Video mesajında Xi, Çin’in 2020 seviyelerine kıyasla rüzgâr ve güneş enerjisini altı kat artıracağına, sıfır emisyonlu araçları ana akım haline getireceğine ve “temelde iklim uyumlu bir toplum kuracağına” söz verdi.
Avrupa ise daha az ayrıntılı ve tam anlamıyla resmiyet kazanmamış yeni bir iklimle mücadele planıyla takip etti.

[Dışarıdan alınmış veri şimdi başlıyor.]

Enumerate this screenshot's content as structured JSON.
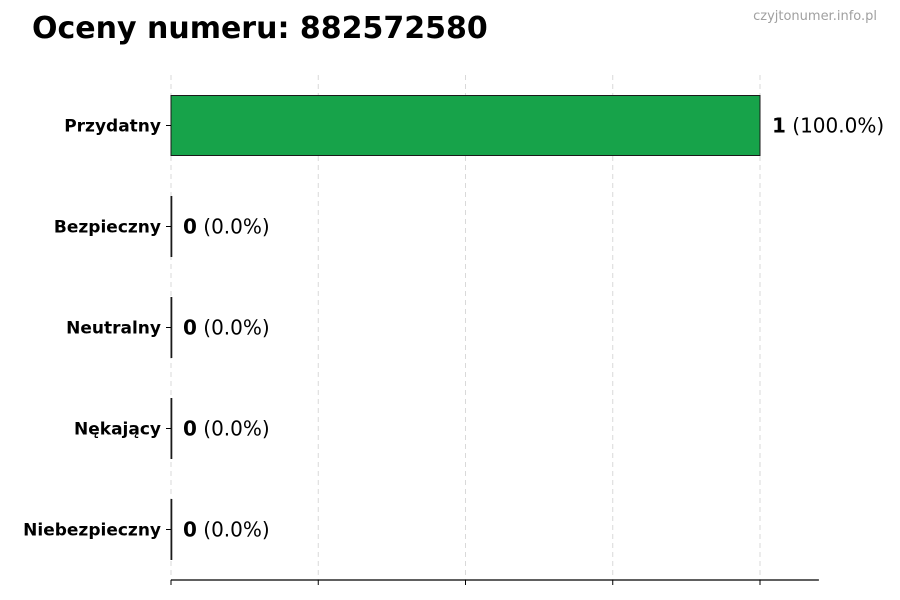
{
  "chart_data": {
    "type": "bar",
    "orientation": "horizontal",
    "title": "Oceny numeru: 882572580",
    "watermark": "czyjtonumer.info.pl",
    "categories": [
      "Przydatny",
      "Bezpieczny",
      "Neutralny",
      "Nękający",
      "Niebezpieczny"
    ],
    "values": [
      1,
      0,
      0,
      0,
      0
    ],
    "percent_labels": [
      "(100.0%)",
      "(0.0%)",
      "(0.0%)",
      "(0.0%)",
      "(0.0%)"
    ],
    "colors": [
      "#17a34a",
      "#17a34a",
      "#17a34a",
      "#17a34a",
      "#17a34a"
    ],
    "xlim": [
      0,
      1.1
    ],
    "xticks": [
      0,
      0.25,
      0.5,
      0.75,
      1.0
    ],
    "xtick_labels_shown": false,
    "grid": "x, dashed",
    "xlabel": "",
    "ylabel": ""
  }
}
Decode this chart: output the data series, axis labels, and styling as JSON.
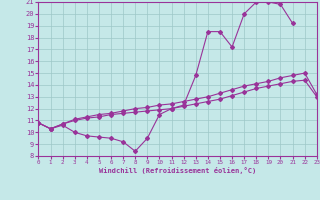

Avrupa Komisyonu Başkanı Ursula von der Leyen, geçen hafta üye ülkelerin emisyon azaltım hedeflerinin yüzde 66 ile yüzde 72 arasında değişeceği konusunda uzlaştıklarını açıkladı. AB, planını Kasım’daki müzakerelerden önce resmî olarak sunacak.
Doğal Kaynakları Koruma Konseyi’nin (NRDC) uluslararası iklimden sorumlu kıdemli strateji direktörü Jake Schmidt ise, yeni vaatlerin doğru yönde atılmış bir adım olduğunu ve iklim değişikliğiyle mücadelede daha güçlü bir taahhüt ortaya koyduğunu belirterek, “Ancak bu hedefler bizi iklim yıkımından korumak için yeterli olmayacak,” dedi.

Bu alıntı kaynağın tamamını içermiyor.